Обстановка, блин!.. Просто для «подполья» я выбрал достаточно комфортабельное местечко: дачу одного знакомого литератора в Переделкино. Так получилось, что года четыре назад я вытащил его из одной неприятной передряги; вряд ли наше знакомство как-то продлилось бы, но по случаю мы разговорились…
Мужик оказался интересный, гораздо более интересный, чем его книги. Так бывает: всю жизнь не своим делом занимался… Человек светский, порядочный, с манерами и прекрасный рассказчик. Сейчас ему за семьдесят, он возглавил какой-то Дворянский фонд и в Москве бывает наездами: Париж, Санкт-Петербург, Лос-Анджелес, Сидней…

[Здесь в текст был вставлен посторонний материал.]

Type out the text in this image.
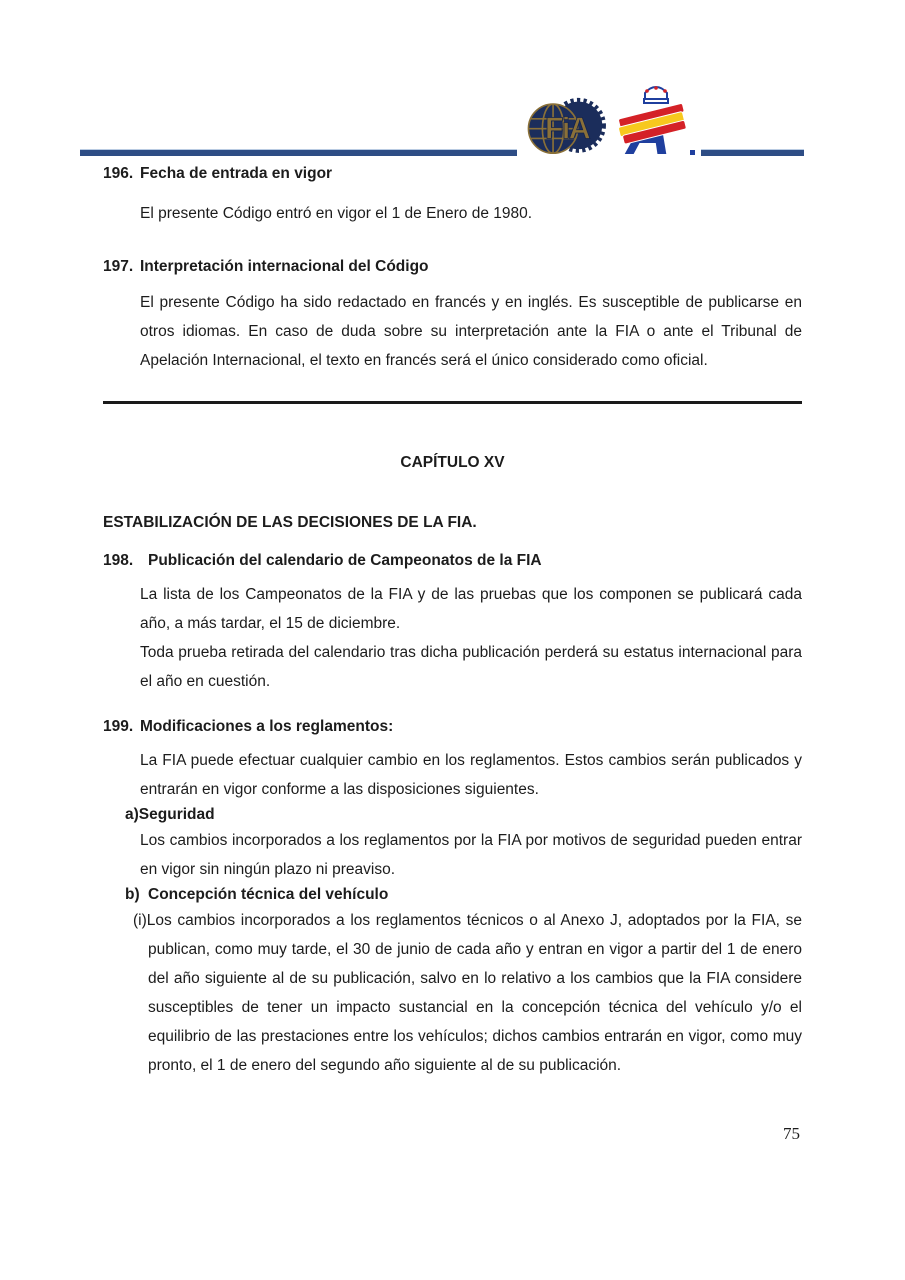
FiA

196. Fecha de entrada en vigor

El presente Código entró en vigor el 1 de Enero de 1980.

197. Interpretación internacional del Código

El presente Código ha sido redactado en francés y en inglés. Es susceptible de publicarse en otros idiomas. En caso de duda sobre su interpretación ante la FIA o ante el Tribunal de Apelación Internacional, el texto en francés será el único considerado como oficial.

CAPÍTULO XV

ESTABILIZACIÓN DE LAS DECISIONES DE LA FIA.

198. Publicación del calendario de Campeonatos de la FIA

La lista de los Campeonatos de la FIA y de las pruebas que los componen se publicará cada año, a más tardar, el 15 de diciembre.

Toda prueba retirada del calendario tras dicha publicación perderá su estatus internacional para el año en cuestión.

199. Modificaciones a los reglamentos:

La FIA puede efectuar cualquier cambio en los reglamentos. Estos cambios serán publicados y entrarán en vigor conforme a las disposiciones siguientes.

a)Seguridad

Los cambios incorporados a los reglamentos por la FIA por motivos de seguridad pueden entrar en vigor sin ningún plazo ni preaviso.

b) Concepción técnica del vehículo

(i)Los cambios incorporados a los reglamentos técnicos o al Anexo J, adoptados por la FIA, se publican, como muy tarde, el 30 de junio de cada año y entran en vigor a partir del 1 de enero del año siguiente al de su publicación, salvo en lo relativo a los cambios que la FIA considere susceptibles de tener un impacto sustancial en la concepción técnica del vehículo y/o el equilibrio de las prestaciones entre los vehículos; dichos cambios entrarán en vigor, como muy pronto, el 1 de enero del segundo año siguiente al de su publicación.

75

Сохранившиеся там русские общины от старика просто без ума, да и внешность соответственная: грива седых волос, аккуратно подстриженная бородка, а сам — высок, широкоплеч, сухощав. И взгляд быстрый и зоркий…
«Как заметил кто-то из великих, молодой человек, вся литература да и искусство вообще — не что иное, как томление по краткости жизни… Я вот расскажу вам такой случай…» Наши беседы за чаем затягивались порой далеко за полночь и были нужны, наверное, обоим.
Дачей он разрешил мне пользоваться сразу и однозначно, тем более что сам здесь бывал теперь редко, ближайшие родственники осели где-то в Сибири… По правде сказать — старик был просто одинок: ровесники ушли, времена переменились.
Зато теперь он нашел, по-моему, то, чего ему недоставало всю жизнь. И слава Богу.
Так получилось, что о нашей дружбе никто не знал, даже Круз и Игорь: я умалчивал из щепетильности, — отношения у нас сложились доверительные, а фигурой он был все же весьма заметной и значимой… Ну а с его стороны — старик и понятия не имел о роде моих занятий… Хотя, может, я и ошибаюсь, — все мы склонны недооценивать прозорливость наших «предков» и почитаем их спокойную мудрость за наивность… Ладно, доживу до его лет — тогда и сравним.
Как бы там ни было, сейчас для меня эта писательская дача, стоящая немного на отшибе, не большая и не самая маленькая, является «чистой хазой». Где никому не придет в голову меня искать; где самые ближние соседи — все же достаточно отдаленно и уединенно живут, меня знают только по имени и считают родственником старика. Что еще хорошо — здесь есть телефонная линия, и первым делом я «оживил» телефон, какой с утра таскал в собственной сумке.
В хитрый этот аппарат вмонтирована парочка «прибамбасов», дающих возможность болтать, не опасаясь чужих ушей, и, что более важно, засечь и вычислить, откуда звоню, можно только после семи-восьми минут разговора, да и то при помощи суперсовременной аппаратуры, включающей спутниковые станции. Ну а поскольку супругу Клинтона или братана Хуссйна звонками донимать я не собираюсь, то, теоретически, тайна моего местопребывания почти абсолютна.
Естественно, временно. А что в этой жизни постоянно?..
Крузу я звонил из автомата и на работу, и домой. Тщетно. Везде автоответчик — в первом случае голосом исполнительной секретутки, во-втором — характерным Димкиным полубаритоном, извещал, что абонент отсутствует, но можно оставить информацию. Вот уж фигушки! Если время — деньги, то уж информация, даже о моей скромной персоне… Представляю, как носятся сейчас мои «опекуны»!
Ну а я займусь оружием. Ампулок и иных штуковин с дифференцированным поражающим эффектом у меня в достатке. Во времена пребывания в «межрегиональной» группе быстрого реагирования, сиречь в Отделе, куда набрали в свое время «каждой твари по паре» из разных контор и служб, мы активно общались. Делились знаниями, умениями, навыками. И «атрибутикой». Закрепляли полученные «в оздоровительных лагерях» навыки теплым, дружественным и вполне профессиональным общением.